Wed May 3 15:16:57 EDT 2006

On Wed, 03 May 2006 10:29:55 -0700, ProvoWallis wrote:
> I only have one issue that I can't figure out. When I print the new
> string I'm getting all of the values in the lt list rather than just
> the one that corresponds to the original entry.

I did not realize that each entry would have its own LT value.  I had
thought that there were several sets of <SC> and <XC> with one <LT>.  You
only showed one example...

I have modified the program to collect LT values at the same time it
collects SC and XC values. Also, it now collects whatever code appears
before the first SC code.  I don't know what this code is for so I just
called the variable "before".

Notes on the code:

* Instead of doing this:

title = m.group(2)
title = title.strip()

I just do this:

title = m.group(2).strip()

You can apply string methods on any string, and it's convenient to do it
all in one line.  There are several lines like that.

* There are two patterns to detect the LT code.  The first one is for
finding it, and the second one is only for removing it.  The second one
uses '^' to anchor the pattern, so it will only remove the LT code if the
LT code is the first thing in the string.  The first pattern does not have
the '^' anchor so it will look ahead, past any number of <SC> codes, to
find the next <LT> code.

* Otherwise this is pretty much like the first version.  It collects data,
saves it in a list, and then prints its output from the list.

I am busy now, so I won't have any time to make any more versions of this
for you.

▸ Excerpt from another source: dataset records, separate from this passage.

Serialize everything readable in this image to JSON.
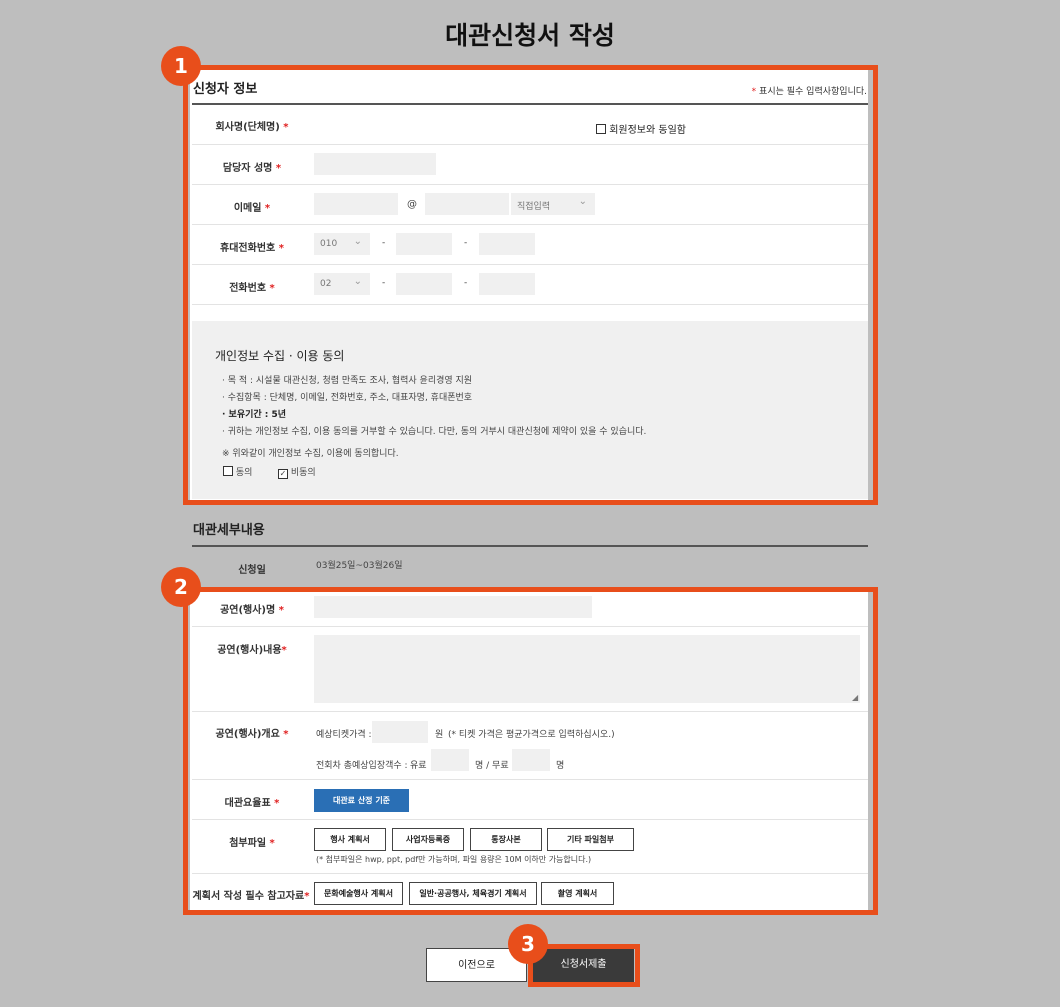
{
  "page": {
    "title": "대관신청서 작성"
  },
  "applicant": {
    "section_title": "신청자 정보",
    "required_note": "표시는 필수 입력사항입니다.",
    "required_star": "*",
    "company_label": "회사명(단체명)",
    "same_as_member": "회원정보와 동일함",
    "manager_label": "담당자 성명",
    "email_label": "이메일",
    "at_sign": "@",
    "email_domain_select": "직접입력",
    "mobile_label": "휴대전화번호",
    "mobile_prefix": "010",
    "phone_label": "전화번호",
    "phone_prefix": "02",
    "dash": "-"
  },
  "privacy": {
    "title": "개인정보 수집 · 이용 동의",
    "purpose": "· 목 적 : 시설물 대관신청, 청렴 만족도 조사, 협력사 윤리경영 지원",
    "items": "· 수집항목 : 단체명, 이메일, 전화번호, 주소, 대표자명, 휴대폰번호",
    "retention": "· 보유기간 : 5년",
    "refuse": "· 귀하는 개인정보 수집, 이용 동의를 거부할 수 있습니다. 다만, 동의 거부시 대관신청에 제약이 있을 수 있습니다.",
    "confirm": "※ 위와같이 개인정보 수집, 이용에 동의합니다.",
    "agree": "동의",
    "disagree": "비동의",
    "disagree_mark": "✓"
  },
  "details": {
    "section_title": "대관세부내용",
    "date_label": "신청일",
    "date_value": "03월25일~03월26일",
    "show_name_label": "공연(행사)명",
    "show_content_label": "공연(행사)내용",
    "overview_label": "공연(행사)개요",
    "ticket_price_label": "예상티켓가격 :",
    "won": "원",
    "ticket_note": "(* 티켓 가격은 평균가격으로 입력하십시오.)",
    "audience_label": "전회차 총예상입장객수 :",
    "paid": "유료",
    "free_sep": "명 / 무료",
    "persons": "명",
    "fee_label": "대관요율표",
    "fee_button": "대관료 산정 기준",
    "attach_label": "첨부파일",
    "attach_buttons": [
      "행사 계획서",
      "사업자등록증",
      "통장사본",
      "기타 파일첨부"
    ],
    "attach_note": "(* 첨부파일은 hwp, ppt, pdf만 가능하며, 파일 용량은 10M 이하만 가능합니다.)",
    "ref_label": "계획서 작성 필수 참고자료",
    "ref_buttons": [
      "문화예술행사 계획서",
      "일반·공공행사, 체육경기 계획서",
      "촬영 계획서"
    ]
  },
  "footer": {
    "prev": "이전으로",
    "submit": "신청서제출"
  },
  "callouts": [
    "1",
    "2",
    "3"
  ],
  "colors": {
    "highlight": "#e84e1b",
    "primary": "#2a6fb5",
    "submit_bg": "#3a3a3a",
    "background": "#bebebe"
  }
}
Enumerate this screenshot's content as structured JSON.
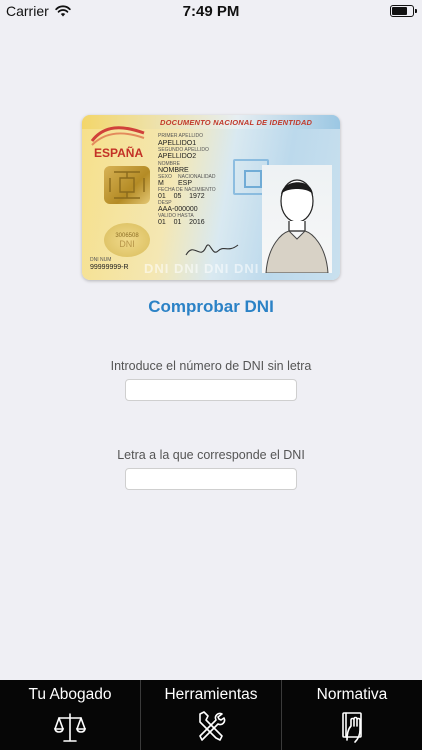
{
  "status_bar": {
    "carrier": "Carrier",
    "time": "7:49 PM",
    "battery_level": 0.75
  },
  "id_card": {
    "header": "DOCUMENTO NACIONAL DE IDENTIDAD",
    "country": "ESPAÑA",
    "fields": {
      "primer_apellido_label": "PRIMER APELLIDO",
      "primer_apellido": "APELLIDO1",
      "segundo_apellido_label": "SEGUNDO APELLIDO",
      "segundo_apellido": "APELLIDO2",
      "nombre_label": "NOMBRE",
      "nombre": "NOMBRE",
      "sexo_label": "SEXO",
      "sexo": "M",
      "nacionalidad_label": "NACIONALIDAD",
      "nacionalidad": "ESP",
      "fecha_nacimiento_label": "FECHA DE NACIMIENTO",
      "fecha_nacimiento": "01    05    1972",
      "desp_label": "DESP",
      "desp": "AAA-000000",
      "valido_hasta_label": "VALIDO HASTA",
      "valido_hasta": "01    01    2016",
      "dni_num_label": "DNI NUM",
      "dni_num": "99999999-R",
      "badge_number": "3006508",
      "badge_text": "DNI",
      "bottom_text": "DNI DNI DNI DNI DNI"
    }
  },
  "main": {
    "title": "Comprobar DNI",
    "dni_field": {
      "label": "Introduce el número de DNI sin letra",
      "value": "",
      "placeholder": ""
    },
    "letter_field": {
      "label": "Letra a la que corresponde el DNI",
      "value": "",
      "placeholder": ""
    }
  },
  "tab_bar": {
    "tabs": [
      {
        "label": "Tu Abogado",
        "icon": "scales-icon"
      },
      {
        "label": "Herramientas",
        "icon": "tools-icon"
      },
      {
        "label": "Normativa",
        "icon": "book-hand-icon"
      }
    ]
  }
}
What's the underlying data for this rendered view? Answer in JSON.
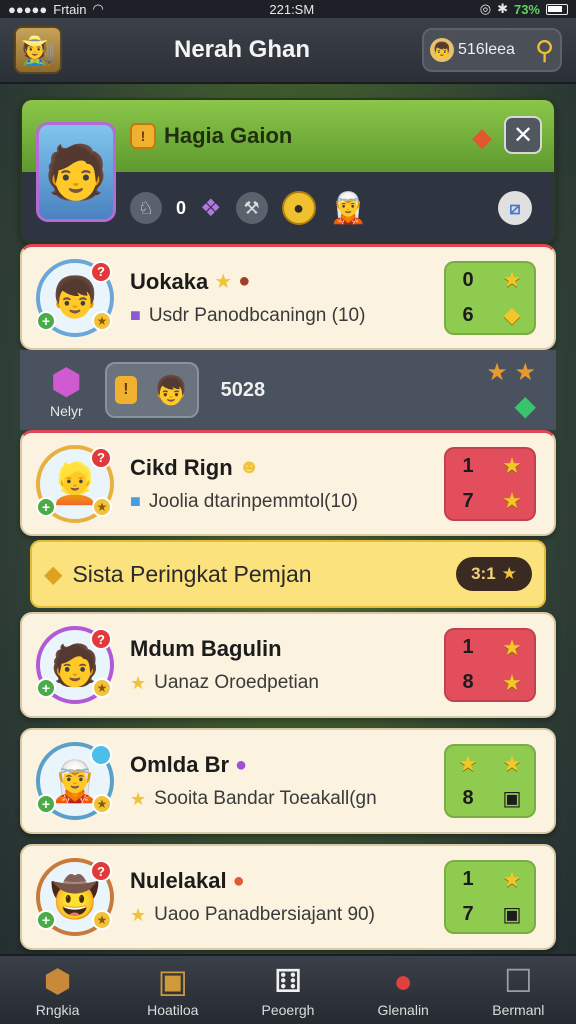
{
  "status": {
    "carrier": "Frtain",
    "time": "221:SM",
    "battery_pct": "73%"
  },
  "header": {
    "title": "Nerah Ghan",
    "search_text": "516leea",
    "avatar_icon": "adventurer-avatar-icon"
  },
  "profile": {
    "name": "Hagia Gaion",
    "badge": "!",
    "stats": [
      {
        "icon": "helmet-icon",
        "value": "0"
      }
    ],
    "close_label": "✕"
  },
  "strip": {
    "label": "Nelyr",
    "value": "5028"
  },
  "banner": {
    "text": "Sista Peringkat Pemjan",
    "badge_value": "3:1"
  },
  "players": [
    {
      "name": "Uokaka",
      "sub": "Usdr Panodbcaningn (10)",
      "score_color": "green",
      "score": [
        "0",
        "★",
        "6",
        "◆"
      ]
    },
    {
      "name": "Cikd Rign",
      "sub": "Joolia dtarinpemmtol(10)",
      "score_color": "red",
      "score": [
        "1",
        "★",
        "7",
        "★"
      ]
    },
    {
      "name": "Mdum Bagulin",
      "sub": "Uanaz Oroedpetian",
      "score_color": "red",
      "score": [
        "1",
        "★",
        "8",
        "★"
      ]
    },
    {
      "name": "Omlda Br",
      "sub": "Sooita Bandar Toeakall(gn",
      "score_color": "green",
      "score": [
        "★",
        "★",
        "8",
        "▣"
      ]
    },
    {
      "name": "Nulelakal",
      "sub": "Uaoo Panadbersiajant 90)",
      "score_color": "green",
      "score": [
        "1",
        "★",
        "7",
        "▣"
      ]
    }
  ],
  "nav": [
    {
      "label": "Rngkia",
      "icon": "cube-icon"
    },
    {
      "label": "Hoatiloa",
      "icon": "chest-icon"
    },
    {
      "label": "Peoergh",
      "icon": "dice-icon"
    },
    {
      "label": "Glenalin",
      "icon": "potion-icon"
    },
    {
      "label": "Bermanl",
      "icon": "robot-icon"
    }
  ]
}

I hope you can study what I have done and understand how to apply
the ideas to your problems.  Good luck!

-- cut here -- cut here -- cut here -- cut here -- cut here --
import re

s = "<1><SC>APPEAL<XC>40-24; 40-46; 42-46; 42-48; 42-62; 42-63 " + \
    "<1><SC>PROC GUIDE<XC>92<LT>1(b)(1)" + \
    "<1><SC>FAM LAW ENF<XC>259-232<LT>-687" + \
    "<1><SC>APPEAL<XC>40-38; 40-44; 44-18; 45-15<LT>1"

s_space = " "  # a single space
s_empty = ""  # empty string

pat_sc = re.compile("\s*(<[^<]+)<SC>([^<]+)<XC>([^<]+)")
pat_lt = re.compile("<LT>([^<]+)")
pat_lt_remove = re.compile("^<LT>([^<]+)")

lst = []
lt = None

while True:
    m = pat_sc.search(s)
    if not m:
        break

    before = m.group(1).strip()
    title = m.group(2).strip()
    xc = m.group(3).replace(s_space, s_empty)

    s = pat_sc.sub(s_empty, s, 1)

    m = pat_lt.search(s)
    if m:
        lt = m.group(1)
        lt = lt.strip()

    s = pat_lt_remove.sub(s_empty, s, 1)

    tup = (before, title, xc, lt)
    lst.append(tup)

for before, title, xc, lt in lst:
    lst_pp = xc.split(";")
    for pp in lst_pp:
        print "%s<SC>%s<XC>%s<LT>%s" % (before, title, pp, lt)
-- cut here -- cut here -- cut here -- cut here -- cut here --

-- 
Steve R. Hastings    "Vita est"
steve at hastings.org    http://www.blarg.net/~steveha